AI is Not a “Magic Button”
The industry is currently “hot and fast” for AI, but it can happen that leaders make broad assumptions about what technology can actually fix.
The Problem: Many in-house agencies are attempting to implement AI workflows into an operating model that can already feel chaotic and disorganized. AI is excellent for removing remedial tasks, but if the foundational structure is broken, and creative workflows and marketing production workflows are not widely adopted, technology will only add to the chaos. “Layering AI or automation on top of chaos leads to more chaos,” says Melanie Ryan, EMEA Regional Business Lead at APR.
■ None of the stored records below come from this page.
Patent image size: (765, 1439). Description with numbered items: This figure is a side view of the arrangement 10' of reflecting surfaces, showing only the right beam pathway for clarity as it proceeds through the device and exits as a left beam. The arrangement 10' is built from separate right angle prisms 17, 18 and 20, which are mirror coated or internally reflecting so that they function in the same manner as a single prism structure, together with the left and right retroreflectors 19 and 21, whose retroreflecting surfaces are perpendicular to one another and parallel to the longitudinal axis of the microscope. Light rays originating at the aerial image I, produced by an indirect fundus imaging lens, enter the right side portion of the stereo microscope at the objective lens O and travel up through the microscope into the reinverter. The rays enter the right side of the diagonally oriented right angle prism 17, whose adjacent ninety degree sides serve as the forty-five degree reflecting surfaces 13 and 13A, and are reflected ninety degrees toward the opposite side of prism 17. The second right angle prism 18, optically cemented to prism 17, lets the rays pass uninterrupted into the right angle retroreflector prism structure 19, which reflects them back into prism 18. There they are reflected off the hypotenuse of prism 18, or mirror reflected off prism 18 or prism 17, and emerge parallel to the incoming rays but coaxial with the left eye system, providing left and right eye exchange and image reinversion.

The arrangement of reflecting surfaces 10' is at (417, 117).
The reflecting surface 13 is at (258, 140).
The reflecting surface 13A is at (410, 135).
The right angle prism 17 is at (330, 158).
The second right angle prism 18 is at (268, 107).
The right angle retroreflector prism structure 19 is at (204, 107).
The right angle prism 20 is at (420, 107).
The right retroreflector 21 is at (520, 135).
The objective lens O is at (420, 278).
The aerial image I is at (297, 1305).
The Solution: Ryan recommends building a strong foundational, organized core before pivoting to AI-centric workflows , one that considers the overall production strategy and framework.
Defining the Remit
A recurring theme across global markets is that in-house agencies can be treated differently from outside agencies and are often missing Service Level Agreements (SLAs) or defined scopes of work.
The Problem: External agencies are typically engaged with a clearly defined remit, supported by detailed briefs and clear scopes of work. In contrast, in-house agencies often operate without that level of clarity, with loosely defined remits and inconsistent scopes of work. With an implied understanding across departments, in-house agencies often feel like a “dumping ground” for leftover tasks, resizing assets, or cleaning up concepts that weren’t properly prioritized. This can create a burn on production spend, leading to wasted assets that are never used.
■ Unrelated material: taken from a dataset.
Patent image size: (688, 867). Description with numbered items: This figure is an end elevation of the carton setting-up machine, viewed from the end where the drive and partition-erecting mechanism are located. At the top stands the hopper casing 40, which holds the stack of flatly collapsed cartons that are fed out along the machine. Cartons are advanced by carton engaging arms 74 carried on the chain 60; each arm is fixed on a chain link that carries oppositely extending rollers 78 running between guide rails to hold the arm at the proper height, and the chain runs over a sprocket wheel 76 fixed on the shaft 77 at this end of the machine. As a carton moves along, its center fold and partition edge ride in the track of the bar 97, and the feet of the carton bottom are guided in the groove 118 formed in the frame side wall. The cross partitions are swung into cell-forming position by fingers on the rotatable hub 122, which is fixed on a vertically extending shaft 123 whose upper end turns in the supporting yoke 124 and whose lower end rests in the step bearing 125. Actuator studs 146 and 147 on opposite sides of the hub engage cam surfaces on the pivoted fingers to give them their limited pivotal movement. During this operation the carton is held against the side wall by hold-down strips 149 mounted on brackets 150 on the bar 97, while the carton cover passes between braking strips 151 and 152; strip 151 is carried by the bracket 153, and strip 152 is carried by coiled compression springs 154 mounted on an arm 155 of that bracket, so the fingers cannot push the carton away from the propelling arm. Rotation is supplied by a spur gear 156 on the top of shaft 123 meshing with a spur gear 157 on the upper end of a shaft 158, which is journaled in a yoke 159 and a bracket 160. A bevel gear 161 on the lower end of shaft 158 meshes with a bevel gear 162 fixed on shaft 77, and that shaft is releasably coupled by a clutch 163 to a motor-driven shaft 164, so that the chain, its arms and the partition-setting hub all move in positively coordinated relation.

The Solution: In collaboration with the business, in-house agencies must define their strategic remit and come to expect thesame professional rigor and SLAs that are accorded to external partners. Encompassing all stages of the funnel, from production studios to a creative lead, defining the remit clarifies what type of work goes to an external partner and the kind of work that stays within the in-house agency.
Leadership Accountability
Operational efficiency is frequently derailed not by the workers but by reactive leadership.
The Problem: Stakeholders often fail to engage during critical decision-making phases, only to “flip-flop” on concepts or schedules later. This lack of accountability forces teams to redo months of work in half the time with half the budget. “There is no true understanding of impact when stakeholders don’t adhere to the agreed-upon timelines,” says Sandra Palmieri, a Principal Advisor at APR. This behavior can kill morale and can create an unsustainable culture of high turnover.
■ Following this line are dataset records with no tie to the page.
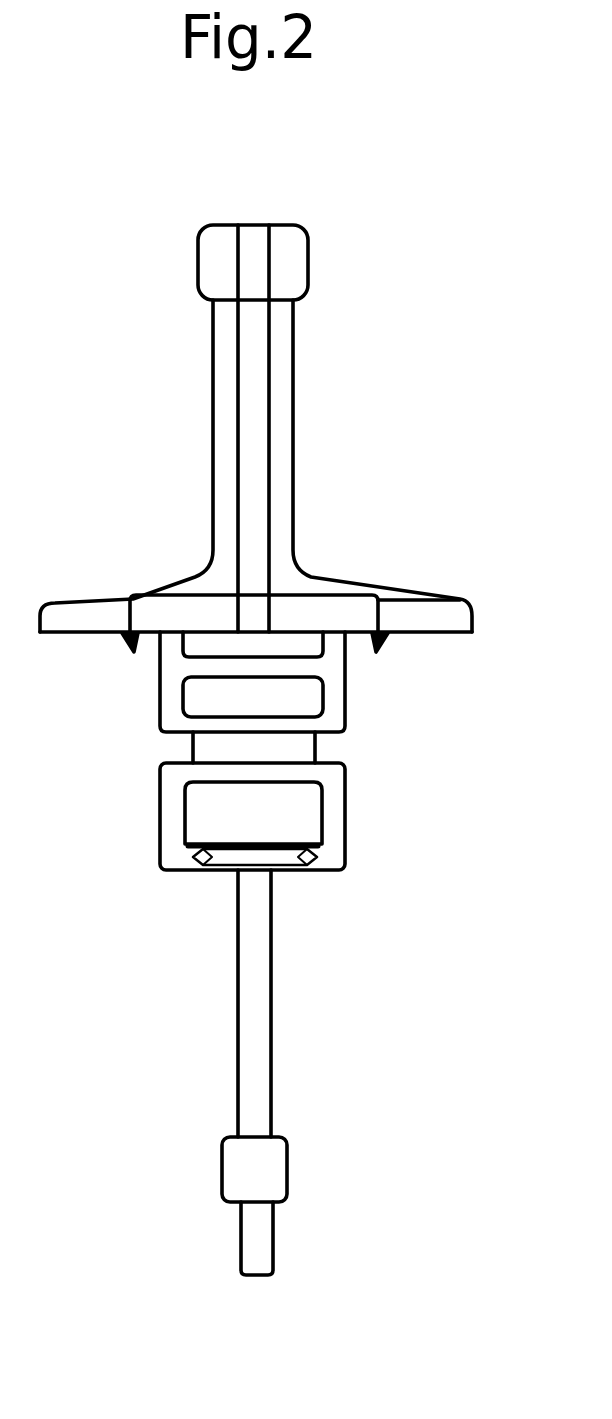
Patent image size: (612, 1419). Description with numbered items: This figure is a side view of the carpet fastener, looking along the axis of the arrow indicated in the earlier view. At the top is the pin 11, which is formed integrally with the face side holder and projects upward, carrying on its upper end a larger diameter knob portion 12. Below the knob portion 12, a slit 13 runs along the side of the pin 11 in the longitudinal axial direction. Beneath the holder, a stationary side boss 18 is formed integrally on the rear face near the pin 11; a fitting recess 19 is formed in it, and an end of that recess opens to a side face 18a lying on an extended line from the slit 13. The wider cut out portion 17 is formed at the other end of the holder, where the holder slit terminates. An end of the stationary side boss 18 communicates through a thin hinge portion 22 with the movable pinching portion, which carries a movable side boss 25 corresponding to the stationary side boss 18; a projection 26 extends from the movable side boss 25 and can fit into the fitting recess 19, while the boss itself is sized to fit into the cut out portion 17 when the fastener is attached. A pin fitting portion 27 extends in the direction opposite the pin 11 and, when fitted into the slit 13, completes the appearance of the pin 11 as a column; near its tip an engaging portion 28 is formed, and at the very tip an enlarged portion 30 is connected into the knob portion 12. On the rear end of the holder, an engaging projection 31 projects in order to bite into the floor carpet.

The pin 11 is at (212, 425).
The knob portion 12 is at (218, 242).
The slit 13 is at (252, 363).
The cut out portion 17 is at (153, 620).
The stationary side boss 18 is at (158, 707).
The side face 18a is at (335, 692).
The fitting recess 19 is at (302, 648).
The thin hinge portion 22 is at (305, 747).
The movable side boss 25 is at (172, 823).
The projection 26 is at (223, 865).
The pin fitting portion 27 is at (260, 962).
The engaging portion 28 is at (265, 1170).
The enlarged portion 30 is at (262, 1260).
The engaging projection 31 is at (125, 638).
The Solution: Course-correcting the structural top-down issues is non-negotiable. Leaders must be held accountable for the ripple effect their reactivity has on the creative and production ecosystem.
The Regional Content Supply Chain
All global brands face the challenge of creative being created in one market and not fit for purpose in others. A positive way of working involves a hybrid approach that respects local nuances rather than enforcing a rigid, centralized “way of life”.
The Problem: In APAC , which is made up of multiple countries with varying levels of marketing maturity, cost structures, and language requirements , country-specific understanding can make it challenging to navigate marketing production realities.
The Solution: Brands can tap into an in-house agency for global brand guardianship while using local experts or nearshore studios as additional contributors. “Places like Thailand, Vietnam, and Malaysia have got really good, up-and-coming talent that can often be engaged at a lower cost than, say in Singapore or mainland China,” says Kamini Ramakrishnan, APR’s APAC Regional Business Lead. This provides brand consistency, budget flexibility, and the on-ground intel needed to streamline diverse languages and local processes.
The Path Forward
The in-house agency can be a powerful tool for modern brands, but its success hinges on being treated as a strategic partner rather than a low-cost alternative. In this era of industry pivots, the brands that win will be those that provide their in-house agencies with the financial rigor, organizational structure, and leadership accountability they deserve.